With concierge medicine expanding rapidly because of cuts in Medicare and insurance companies’ reimbursements for procedures, the doctor shortage may become even more critical. In my own experience of working as a volunteer peer mentor for type 2 diabetes patients of two doctors in a concierge practice shows that for many chronic diseases and illnesses this may be meaningful use of resources in a shared medical appointment setting. Other doctors are also using peer mentors and even a few doctors are using knowledgeable patients in peer-to-peer settings.
Even retail clinics and community clinics are gaining in acceptance, especially among patients. This blog brings up a type of clinic that does exist, but I do have to wonder if it will remain in existence in the workplace of large employers, as is the case in California. She does make an excellent case for this work place clinic in her second blog.

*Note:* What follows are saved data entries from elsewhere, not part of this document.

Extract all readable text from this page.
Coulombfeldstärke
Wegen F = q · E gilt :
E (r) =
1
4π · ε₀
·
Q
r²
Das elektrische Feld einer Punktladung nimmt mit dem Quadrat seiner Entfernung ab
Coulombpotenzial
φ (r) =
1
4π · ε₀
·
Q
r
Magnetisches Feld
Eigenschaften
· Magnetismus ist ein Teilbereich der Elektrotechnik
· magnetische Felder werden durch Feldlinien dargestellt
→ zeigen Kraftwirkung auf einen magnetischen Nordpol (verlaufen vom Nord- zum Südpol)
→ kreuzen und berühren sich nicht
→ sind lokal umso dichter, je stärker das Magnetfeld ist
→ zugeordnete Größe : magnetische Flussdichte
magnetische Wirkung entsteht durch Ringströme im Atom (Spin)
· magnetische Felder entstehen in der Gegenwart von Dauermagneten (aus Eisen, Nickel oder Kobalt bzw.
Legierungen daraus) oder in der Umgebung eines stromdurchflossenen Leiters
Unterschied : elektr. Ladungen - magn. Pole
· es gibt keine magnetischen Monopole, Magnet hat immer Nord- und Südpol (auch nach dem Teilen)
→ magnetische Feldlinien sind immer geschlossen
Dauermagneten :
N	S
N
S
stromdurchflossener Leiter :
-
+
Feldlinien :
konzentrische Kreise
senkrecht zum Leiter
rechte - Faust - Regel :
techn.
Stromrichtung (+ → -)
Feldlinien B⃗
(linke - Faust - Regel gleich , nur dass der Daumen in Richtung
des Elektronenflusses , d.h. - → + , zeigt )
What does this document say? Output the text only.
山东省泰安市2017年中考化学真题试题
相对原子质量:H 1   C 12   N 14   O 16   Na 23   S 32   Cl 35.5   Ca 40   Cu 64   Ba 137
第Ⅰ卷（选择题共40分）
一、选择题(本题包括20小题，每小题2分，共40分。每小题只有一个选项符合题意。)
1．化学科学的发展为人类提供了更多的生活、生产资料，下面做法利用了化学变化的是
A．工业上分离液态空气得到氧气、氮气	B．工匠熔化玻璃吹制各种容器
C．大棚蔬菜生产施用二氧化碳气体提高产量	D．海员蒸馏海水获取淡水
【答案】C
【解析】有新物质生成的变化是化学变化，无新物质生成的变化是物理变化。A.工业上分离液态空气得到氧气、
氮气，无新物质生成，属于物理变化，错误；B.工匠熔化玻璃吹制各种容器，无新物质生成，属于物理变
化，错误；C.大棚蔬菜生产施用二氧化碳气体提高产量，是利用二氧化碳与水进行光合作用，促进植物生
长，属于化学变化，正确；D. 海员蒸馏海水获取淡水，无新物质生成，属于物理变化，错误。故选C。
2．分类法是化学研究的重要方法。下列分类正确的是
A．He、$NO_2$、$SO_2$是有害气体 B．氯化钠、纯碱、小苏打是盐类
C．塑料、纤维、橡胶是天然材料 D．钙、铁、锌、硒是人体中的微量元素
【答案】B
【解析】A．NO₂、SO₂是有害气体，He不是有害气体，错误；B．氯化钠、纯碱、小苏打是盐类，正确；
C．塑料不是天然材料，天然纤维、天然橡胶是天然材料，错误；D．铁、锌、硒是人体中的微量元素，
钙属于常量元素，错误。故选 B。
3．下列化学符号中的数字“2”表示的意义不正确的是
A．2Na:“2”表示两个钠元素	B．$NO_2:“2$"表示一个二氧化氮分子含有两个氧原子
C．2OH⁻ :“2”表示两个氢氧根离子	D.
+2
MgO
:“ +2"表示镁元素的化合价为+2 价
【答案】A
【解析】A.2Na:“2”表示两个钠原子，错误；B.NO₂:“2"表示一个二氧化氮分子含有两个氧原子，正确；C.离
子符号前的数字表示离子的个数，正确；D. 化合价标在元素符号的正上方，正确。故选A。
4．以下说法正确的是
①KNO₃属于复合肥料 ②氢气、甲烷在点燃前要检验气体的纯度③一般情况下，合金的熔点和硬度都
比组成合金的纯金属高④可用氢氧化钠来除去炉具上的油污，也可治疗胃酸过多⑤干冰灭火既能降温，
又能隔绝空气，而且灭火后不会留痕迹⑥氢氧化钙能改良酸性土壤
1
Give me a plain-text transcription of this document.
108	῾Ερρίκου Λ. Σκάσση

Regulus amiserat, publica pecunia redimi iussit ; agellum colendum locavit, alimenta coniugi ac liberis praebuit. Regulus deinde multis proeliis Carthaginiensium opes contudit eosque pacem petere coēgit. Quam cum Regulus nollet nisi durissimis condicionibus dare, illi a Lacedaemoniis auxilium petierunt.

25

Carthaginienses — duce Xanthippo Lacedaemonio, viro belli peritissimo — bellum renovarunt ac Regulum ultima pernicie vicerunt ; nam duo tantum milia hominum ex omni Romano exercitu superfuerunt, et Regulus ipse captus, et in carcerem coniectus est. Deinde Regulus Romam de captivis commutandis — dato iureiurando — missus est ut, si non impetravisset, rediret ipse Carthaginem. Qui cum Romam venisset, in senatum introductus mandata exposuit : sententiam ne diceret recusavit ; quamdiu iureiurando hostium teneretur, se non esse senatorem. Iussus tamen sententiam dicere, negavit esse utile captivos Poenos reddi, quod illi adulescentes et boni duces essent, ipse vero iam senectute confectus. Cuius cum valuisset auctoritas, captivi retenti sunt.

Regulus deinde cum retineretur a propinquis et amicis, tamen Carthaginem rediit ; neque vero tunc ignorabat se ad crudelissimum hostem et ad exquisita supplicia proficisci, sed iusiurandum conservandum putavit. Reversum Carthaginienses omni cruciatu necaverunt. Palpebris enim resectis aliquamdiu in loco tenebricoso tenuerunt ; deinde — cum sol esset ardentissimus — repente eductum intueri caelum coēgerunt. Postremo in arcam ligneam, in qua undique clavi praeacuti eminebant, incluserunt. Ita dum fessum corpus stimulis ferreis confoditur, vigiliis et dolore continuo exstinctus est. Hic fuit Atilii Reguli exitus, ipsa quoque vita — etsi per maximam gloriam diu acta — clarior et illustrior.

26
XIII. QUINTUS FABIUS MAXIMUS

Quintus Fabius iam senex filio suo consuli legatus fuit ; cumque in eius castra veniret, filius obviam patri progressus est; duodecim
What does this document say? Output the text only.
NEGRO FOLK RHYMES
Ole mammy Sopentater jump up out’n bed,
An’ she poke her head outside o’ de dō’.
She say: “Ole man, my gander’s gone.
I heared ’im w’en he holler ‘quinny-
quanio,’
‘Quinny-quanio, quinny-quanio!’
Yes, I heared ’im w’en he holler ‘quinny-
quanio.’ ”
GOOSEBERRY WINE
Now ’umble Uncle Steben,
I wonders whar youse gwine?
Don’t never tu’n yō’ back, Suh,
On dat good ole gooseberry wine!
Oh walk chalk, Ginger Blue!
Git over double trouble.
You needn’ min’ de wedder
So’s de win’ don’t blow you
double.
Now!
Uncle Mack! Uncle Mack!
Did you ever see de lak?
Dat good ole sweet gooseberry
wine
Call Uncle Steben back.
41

We all are optimistic even with the coming shortage of physicians. However, many physicians’ organizations are still lobbying heavily to prevent further expansion of telemedicine, practice across state lines, even limiting concierge practices, and in general working hard to create a medical monopoly for physicians and discouraging any type of thinking outside the box. With most physicians now working for hospitals, they have gained a powerful ally in discouraging many of the medical experiments.